I glare at her, unable to respond. She knew I didn't meant it like that. Didn't she?

I'm perfectly aware of the fact that I'm the abnormal one in this equation. I don't know what it is, I just can't bring myself to like the things that "normal" teenagers enjoy. I've technically only been to one actual party, the one with Rhett. I've gone to plenty of school functions in Jr. High, though, and from what I gather, they're not all that different.

Ever since my first School dance in seventh grade, when I hid in the bathroom and called my mom to come pick me up after thirty minutes, I had known I would never be one for partying.

She has to know that I would give anything to be able to go and to feel comfortable. Then again, I'm not sure I've ever told her that.

I can't believe she hasn't at least guessed that I'm not actually avoiding these parties because I hate them. I just hate how they make me feel. Small and insignificant.

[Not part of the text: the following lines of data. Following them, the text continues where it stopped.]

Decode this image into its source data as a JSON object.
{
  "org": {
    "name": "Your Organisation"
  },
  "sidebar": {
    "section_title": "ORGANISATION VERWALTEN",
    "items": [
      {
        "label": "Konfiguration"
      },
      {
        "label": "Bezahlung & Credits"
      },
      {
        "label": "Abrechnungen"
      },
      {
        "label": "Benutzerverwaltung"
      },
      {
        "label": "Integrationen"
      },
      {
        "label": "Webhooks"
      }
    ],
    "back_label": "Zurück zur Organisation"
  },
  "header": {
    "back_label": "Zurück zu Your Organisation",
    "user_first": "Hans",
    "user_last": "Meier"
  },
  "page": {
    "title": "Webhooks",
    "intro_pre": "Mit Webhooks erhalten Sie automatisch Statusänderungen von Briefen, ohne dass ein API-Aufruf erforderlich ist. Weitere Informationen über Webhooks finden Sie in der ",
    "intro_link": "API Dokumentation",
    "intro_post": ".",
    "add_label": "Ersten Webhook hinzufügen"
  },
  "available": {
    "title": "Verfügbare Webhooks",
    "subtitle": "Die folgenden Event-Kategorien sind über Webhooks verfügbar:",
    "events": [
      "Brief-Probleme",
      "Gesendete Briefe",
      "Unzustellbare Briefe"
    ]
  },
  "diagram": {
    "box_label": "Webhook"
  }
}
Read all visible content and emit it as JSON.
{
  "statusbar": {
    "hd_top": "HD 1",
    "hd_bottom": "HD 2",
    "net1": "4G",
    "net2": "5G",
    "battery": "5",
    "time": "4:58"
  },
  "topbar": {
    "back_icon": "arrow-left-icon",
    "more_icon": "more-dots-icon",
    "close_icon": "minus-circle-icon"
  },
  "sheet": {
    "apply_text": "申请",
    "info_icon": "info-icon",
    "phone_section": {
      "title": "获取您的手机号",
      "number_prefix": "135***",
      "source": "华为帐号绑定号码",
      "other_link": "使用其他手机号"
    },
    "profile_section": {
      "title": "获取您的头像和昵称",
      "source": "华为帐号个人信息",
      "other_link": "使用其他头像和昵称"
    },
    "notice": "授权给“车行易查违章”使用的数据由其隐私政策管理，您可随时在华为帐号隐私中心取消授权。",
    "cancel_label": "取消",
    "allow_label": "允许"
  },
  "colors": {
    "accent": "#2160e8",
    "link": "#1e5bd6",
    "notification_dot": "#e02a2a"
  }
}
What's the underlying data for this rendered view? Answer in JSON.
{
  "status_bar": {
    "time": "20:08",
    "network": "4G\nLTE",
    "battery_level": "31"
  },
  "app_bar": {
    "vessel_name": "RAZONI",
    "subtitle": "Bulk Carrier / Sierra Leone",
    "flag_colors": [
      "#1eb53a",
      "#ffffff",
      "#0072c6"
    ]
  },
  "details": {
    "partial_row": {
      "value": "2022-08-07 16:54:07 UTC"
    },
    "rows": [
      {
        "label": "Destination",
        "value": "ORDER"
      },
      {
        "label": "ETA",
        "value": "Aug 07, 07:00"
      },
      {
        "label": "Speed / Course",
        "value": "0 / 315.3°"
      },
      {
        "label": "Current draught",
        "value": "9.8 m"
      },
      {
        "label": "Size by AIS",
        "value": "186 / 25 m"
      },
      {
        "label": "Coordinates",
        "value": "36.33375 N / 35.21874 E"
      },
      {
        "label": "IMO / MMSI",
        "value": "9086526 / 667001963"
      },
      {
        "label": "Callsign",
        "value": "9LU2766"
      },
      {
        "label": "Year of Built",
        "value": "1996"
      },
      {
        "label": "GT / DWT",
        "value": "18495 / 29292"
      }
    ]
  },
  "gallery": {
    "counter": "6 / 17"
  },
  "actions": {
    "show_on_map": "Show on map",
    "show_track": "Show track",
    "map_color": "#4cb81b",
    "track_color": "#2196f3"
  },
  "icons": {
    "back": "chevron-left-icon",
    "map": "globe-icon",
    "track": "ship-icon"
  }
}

In my room, by myself, I don't have to play an angle, I'm not part of anything, I'm the only one I have to impress.

I should probably explain this to her, but for some reason I don't want to.

"I'm not going Vi," I repeat instead, through clenched teeth.

She stares at me for a long time. I'm sure she's going to keep trying, or at least tell me she's disappointed, but she doesn't. She just releases a low, bitter chuckle, before spinning on her heels, and walking out the door.

I don't move. I sit staring at the door for what feels like hours before grabbing my pillow, yanking it towards my face, and screaming angrily into it.

Why did she just leave like that? I hate fighting. Holding grudges stresses me out to no end. I need things resolved. I don't like having unfinished business and loose ends floating around out there, especially not with my best friend.

I can feel the anxiety forming in the pit of the stomach and know I won't be able to sleep tonight until I fix things with Violet.